Auf die prekären Verhältnisse reagiert Cosurca mit Filmvorführungen und Diskussionsabende für die Kaffeebauern und ihre Familien. Auch ein kleines Museum über die Geschichte der Genossenschaft im Kontext des seit 1964 schwelenden Bürgerkriegs gibt es, in einem separaten, frei zugänglichen Raum auf dem Gelände: Weiß gekalkte Wände sind mit bedruckten Folien beklebt worden, auf denen dick gedruckte Jahreszahlen ins Auge springen. Eine Zeitleiste, die die wichtigsten Ereignisse im Land und in der Region festhalten. Darunter natürlich auch alles Relevante rund um Cosurca. Die Gründung neuer Genossenschaften etwa, die erste Fair-Trade-Zertifizierung, der Kauf der Sortiermaschine aus deutscher Produktion oder die ersten Bildungsinitiativen.

„Wir schulen unsere Mitglieder nicht nur in Sachen Kaffee, sondern koordinieren auch ihre Weiterbildung“, erklärt Geschäftsführer Ausecha. „Hier in der vielleicht am stärksten vom Bürgerkrieg geprägten Region des Landes, waren die Hoffnungen auf einen echten Frieden immens“. Längst haben sie mehr als einen Dämpfer erhalten.

Doch am Engagement Ausechas hat das nichts geändert, und nun hofft er, dass die neue Regierung von Gustavo Petro das Friedensabkommen reaktivieren und implementieren wird.

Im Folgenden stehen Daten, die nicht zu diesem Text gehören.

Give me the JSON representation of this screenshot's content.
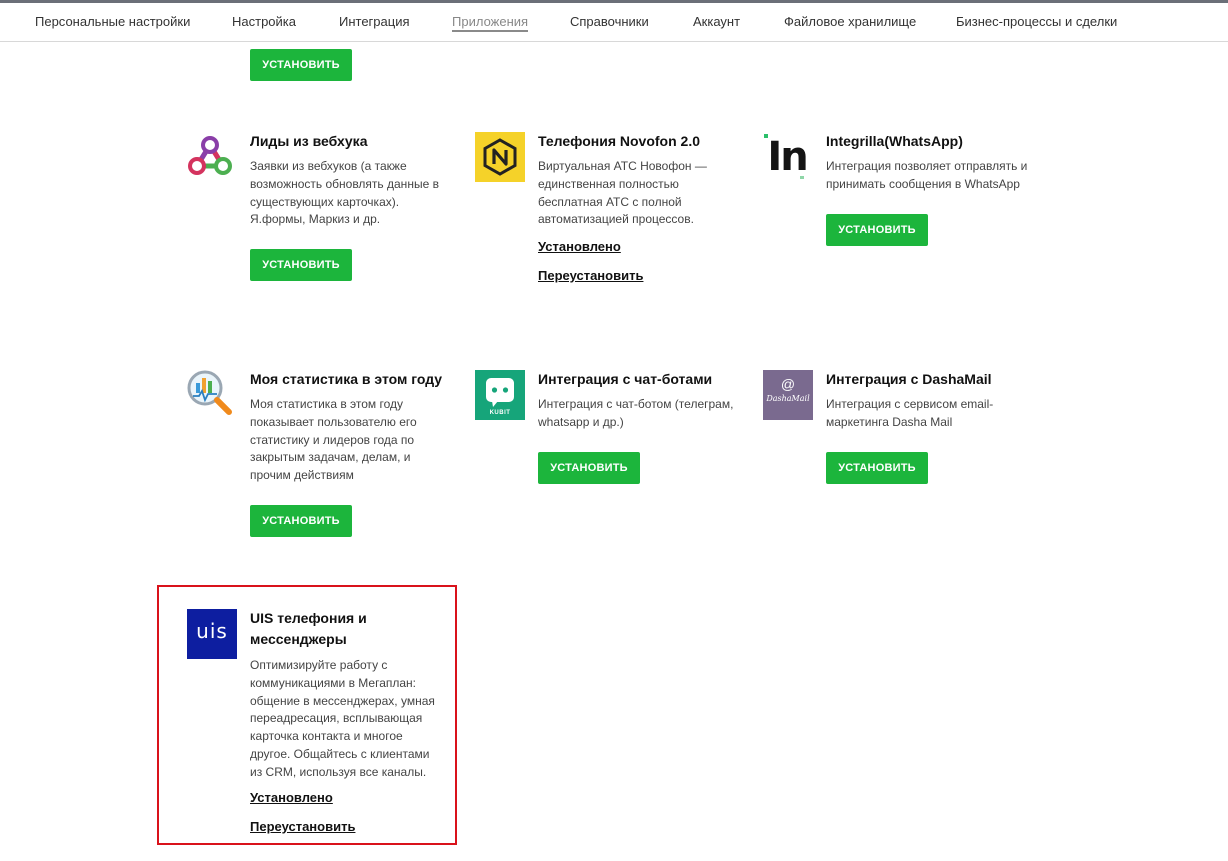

Parallel dazu läuft die Suche nach zusätzlichen Einnahmequellen. Dazu zählt der Aufbau einer eigenen Fruchtsaftproduktion sowie die anlaufende Produktion und Verarbeitung von Kakao und Erdnüssen, wofür die Ingenieurin Sandra Pantoja verantwortlich ist.

Hinzukommen Programme, die die Lebensbedingungen vor Ort spürbar verbessern. Dazu zählt der gemeinsame Bau besserer Küchen, von Holzöfen und -herden, die weniger Holz verbrauchen und kaum Qualm produzieren, genauso wie der Aufbau von Bio-Düngeranlagen und kleinen Baumschulen in den Anbauregionen. Das trägt Früchte, was die niedrige Abwanderungsquote bei Cosurca belegt. Während andere Genossenschaften 30 Prozent und mehr ihrer Mitgliederfamilien in den letzten drei Jahren verloren haben, ist die Zahl bei Cosurca recht stabil. Daran wird sich vorerst kaum etwas ändern, denn hohe Weltmarktpreise für Kaffee und die Hoffnung auf Frieden durch die neue Regierung sorgen dafür.